Figure 2 : Risque climatique piétin-verse, calculé par le modèle TOP, pour un semis du 25 octobre : 2020 vs 2019 et 2001

Figure 3 : Risque climatique piétin-verse, calculé par le modèle TOP, pour un semis du 30 novembre : 2020 vs 2019 et 2001

Cependant, ce modèle n’indique qu’une potentialité climatique de développement du piétin-verse et est calibré en considérant que l’inoculum n’est pas limitant. Le risque climatique TOP doit donc être complété par la prise en compte de la situation agronomique de la parcelle (potentiel infectieux, type de sol, niveau de résistance des variétés au piétin-verse). La grille de risque mise au point par ARVALIS permet de combiner les niveaux de risque agronomique et climatique pour évaluer le risque global à la parcelle (figure 4).
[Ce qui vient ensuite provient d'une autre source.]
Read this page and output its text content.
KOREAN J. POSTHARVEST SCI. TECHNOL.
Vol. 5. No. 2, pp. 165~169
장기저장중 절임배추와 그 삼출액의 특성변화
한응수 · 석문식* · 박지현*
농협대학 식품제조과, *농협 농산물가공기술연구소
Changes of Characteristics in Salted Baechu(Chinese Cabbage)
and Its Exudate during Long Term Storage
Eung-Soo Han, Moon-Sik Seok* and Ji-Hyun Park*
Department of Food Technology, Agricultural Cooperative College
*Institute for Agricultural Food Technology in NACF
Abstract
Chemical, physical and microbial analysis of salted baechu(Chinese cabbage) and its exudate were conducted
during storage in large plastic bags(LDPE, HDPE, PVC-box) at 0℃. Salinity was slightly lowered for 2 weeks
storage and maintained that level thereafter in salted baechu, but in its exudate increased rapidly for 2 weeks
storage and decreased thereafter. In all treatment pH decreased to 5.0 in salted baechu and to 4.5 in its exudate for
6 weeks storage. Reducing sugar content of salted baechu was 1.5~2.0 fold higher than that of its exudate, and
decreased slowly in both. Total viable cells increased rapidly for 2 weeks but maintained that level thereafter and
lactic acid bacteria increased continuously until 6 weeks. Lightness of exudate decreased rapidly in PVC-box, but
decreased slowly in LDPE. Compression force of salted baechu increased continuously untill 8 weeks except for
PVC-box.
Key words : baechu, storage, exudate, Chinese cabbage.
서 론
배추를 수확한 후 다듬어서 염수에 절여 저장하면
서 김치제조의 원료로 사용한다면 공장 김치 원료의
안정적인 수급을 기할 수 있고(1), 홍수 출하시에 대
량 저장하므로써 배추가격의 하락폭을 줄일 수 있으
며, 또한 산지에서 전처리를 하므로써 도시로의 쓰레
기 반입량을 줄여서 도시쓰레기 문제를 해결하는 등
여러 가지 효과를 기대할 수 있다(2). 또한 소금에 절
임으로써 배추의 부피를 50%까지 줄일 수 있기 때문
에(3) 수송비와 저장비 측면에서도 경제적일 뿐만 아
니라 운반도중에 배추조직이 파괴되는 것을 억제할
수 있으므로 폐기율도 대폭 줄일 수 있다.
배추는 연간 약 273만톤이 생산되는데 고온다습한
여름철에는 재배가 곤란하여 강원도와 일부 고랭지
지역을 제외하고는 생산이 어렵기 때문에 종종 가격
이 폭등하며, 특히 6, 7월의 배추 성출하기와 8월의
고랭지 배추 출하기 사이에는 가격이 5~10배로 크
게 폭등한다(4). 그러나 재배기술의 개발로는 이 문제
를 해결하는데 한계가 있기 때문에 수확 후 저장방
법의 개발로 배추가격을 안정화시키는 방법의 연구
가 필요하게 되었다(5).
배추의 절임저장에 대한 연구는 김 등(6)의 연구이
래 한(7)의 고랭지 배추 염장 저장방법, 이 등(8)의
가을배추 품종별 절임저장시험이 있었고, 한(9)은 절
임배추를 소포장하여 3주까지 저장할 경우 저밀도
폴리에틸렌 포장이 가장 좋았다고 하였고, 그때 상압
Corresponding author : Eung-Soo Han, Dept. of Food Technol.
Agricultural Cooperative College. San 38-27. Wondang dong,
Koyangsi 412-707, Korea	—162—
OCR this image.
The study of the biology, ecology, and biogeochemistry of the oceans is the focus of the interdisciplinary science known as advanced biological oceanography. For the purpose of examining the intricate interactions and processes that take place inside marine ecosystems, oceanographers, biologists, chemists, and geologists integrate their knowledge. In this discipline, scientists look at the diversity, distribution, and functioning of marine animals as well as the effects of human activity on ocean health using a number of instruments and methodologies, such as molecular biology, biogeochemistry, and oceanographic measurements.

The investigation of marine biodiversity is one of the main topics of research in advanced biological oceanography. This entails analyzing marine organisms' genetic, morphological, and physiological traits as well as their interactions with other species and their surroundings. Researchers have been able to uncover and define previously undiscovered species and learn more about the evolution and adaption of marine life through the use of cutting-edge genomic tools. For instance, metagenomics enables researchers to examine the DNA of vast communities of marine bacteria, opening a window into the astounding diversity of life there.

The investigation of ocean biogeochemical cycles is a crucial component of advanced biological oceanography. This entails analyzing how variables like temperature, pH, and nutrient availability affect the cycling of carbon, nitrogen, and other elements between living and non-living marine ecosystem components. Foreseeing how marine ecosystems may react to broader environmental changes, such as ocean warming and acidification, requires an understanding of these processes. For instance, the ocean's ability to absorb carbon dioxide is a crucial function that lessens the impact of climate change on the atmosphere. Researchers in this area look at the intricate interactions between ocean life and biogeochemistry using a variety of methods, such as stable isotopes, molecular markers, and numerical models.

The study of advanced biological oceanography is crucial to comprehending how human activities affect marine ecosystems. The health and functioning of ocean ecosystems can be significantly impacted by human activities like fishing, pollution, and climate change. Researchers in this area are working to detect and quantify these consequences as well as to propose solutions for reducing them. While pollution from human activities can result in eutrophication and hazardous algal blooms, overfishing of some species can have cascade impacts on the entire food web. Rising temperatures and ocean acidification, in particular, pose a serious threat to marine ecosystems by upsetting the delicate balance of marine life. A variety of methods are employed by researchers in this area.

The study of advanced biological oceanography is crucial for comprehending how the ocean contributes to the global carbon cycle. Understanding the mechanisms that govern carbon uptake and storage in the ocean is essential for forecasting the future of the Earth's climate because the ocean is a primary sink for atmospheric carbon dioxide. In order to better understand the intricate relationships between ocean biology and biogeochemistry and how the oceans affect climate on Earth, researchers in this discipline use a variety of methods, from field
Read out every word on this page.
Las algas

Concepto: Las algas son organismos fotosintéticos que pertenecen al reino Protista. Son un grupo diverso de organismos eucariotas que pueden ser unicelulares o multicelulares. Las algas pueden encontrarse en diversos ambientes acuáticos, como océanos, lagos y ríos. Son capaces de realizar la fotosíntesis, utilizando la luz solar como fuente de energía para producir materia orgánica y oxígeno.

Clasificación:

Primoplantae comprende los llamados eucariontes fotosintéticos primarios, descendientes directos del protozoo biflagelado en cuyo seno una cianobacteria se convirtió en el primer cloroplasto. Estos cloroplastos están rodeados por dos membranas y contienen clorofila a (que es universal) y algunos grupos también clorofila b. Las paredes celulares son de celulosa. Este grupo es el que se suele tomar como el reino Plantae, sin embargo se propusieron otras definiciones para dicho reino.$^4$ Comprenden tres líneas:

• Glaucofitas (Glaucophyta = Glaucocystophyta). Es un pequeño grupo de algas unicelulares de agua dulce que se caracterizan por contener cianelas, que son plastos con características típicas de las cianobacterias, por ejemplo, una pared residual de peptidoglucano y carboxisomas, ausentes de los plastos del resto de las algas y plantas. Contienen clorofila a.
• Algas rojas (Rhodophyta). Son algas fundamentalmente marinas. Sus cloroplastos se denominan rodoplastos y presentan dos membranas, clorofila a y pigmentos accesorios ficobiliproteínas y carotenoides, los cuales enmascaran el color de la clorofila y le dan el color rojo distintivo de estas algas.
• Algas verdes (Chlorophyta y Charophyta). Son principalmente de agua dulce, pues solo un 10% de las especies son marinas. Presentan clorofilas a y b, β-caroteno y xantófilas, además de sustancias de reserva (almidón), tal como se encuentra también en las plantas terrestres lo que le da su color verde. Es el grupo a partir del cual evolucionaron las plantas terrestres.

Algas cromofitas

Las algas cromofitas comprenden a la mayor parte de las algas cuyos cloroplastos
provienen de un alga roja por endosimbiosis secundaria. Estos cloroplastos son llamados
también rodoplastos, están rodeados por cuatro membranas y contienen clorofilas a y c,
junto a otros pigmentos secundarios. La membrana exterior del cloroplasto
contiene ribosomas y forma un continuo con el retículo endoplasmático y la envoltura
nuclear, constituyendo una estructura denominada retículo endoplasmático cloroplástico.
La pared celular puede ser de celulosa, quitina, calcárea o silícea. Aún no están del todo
Figure 4 : Grille d’évaluation du risque piétin-verse sur blé tendre

Cette année, le risque global piétin-verse, au niveau national, est fort pour 4 à 5 % des parcelles, ce qui n’est pas exceptionnel. Dans ces situations (note de la grille > 8), il faut que par le passé il y ait eu une attaque de piétin verse sur la parcelle pour que l’inoculum puisse se développer cette campagne.

Les situations où le risque est intermédiaire (note entre 6 et 8) représentent plus de 55 % des parcelles cette année, ce qui est plus important que la normale. Pour ces parcelles, il est souhaitable d’aller observer la présence ou non de symptômes jusqu’au stade 1 nœud pour décider ou non d’une intervention spécifique. Cet indicateur devrait se révéler plus pertinent que d’habitude, du fait d’un climat favorable, les contaminations secondaires ont pu avoir lieu précocement entrainant des symptômes visibles sur les gaines.

Septoriose : un inoculum de sortie d’hiver important

Quant à l’inoculum de septoriose, il est à ce jour bien plus important que ces deux dernières campagnes (figure 5). En effet, les pluies contaminatrices de février très importantes ont engendré des symptômes sur les feuilles basses et les pluies de début mars ont encore accentué les contaminations.

Pour autant, ce sont les conditions climatiques rencontrées à partir de maintenant pour les régions les plus avancées en stade qui peuvent aboutir à un scénario d’attaque précoce ou non. Pour rappel, ce sont les conditions climatiques entre le stade 2 nœuds (au moment où la F2 définitive pointe) et la floraison qui sont déterminantes sur la nuisibilité finale de cette maladie, l’inoculum septoriose étant rarement limitant.

Pour le moment, les conditions anticycloniques sans pluie depuis le 15 mars, avec des températures fraîches ne sont pas favorables à un développement de la maladie, nécessitant un traitement précoce à partir du stade 2 nœuds. A surveiller sur les variétés les plus sensibles à la septoriose (note < 5,5).

Figure 5 : Inoculum de septoriose, calculé par l’outil Septo-LIS au stade épi 1 cm pour une variété de précocité de type Rubisko/Apache semée à une date-type départementale : 2020 vs 2019 et 2018

Concernant la rouille brune, nous ferons un point dans un prochain article.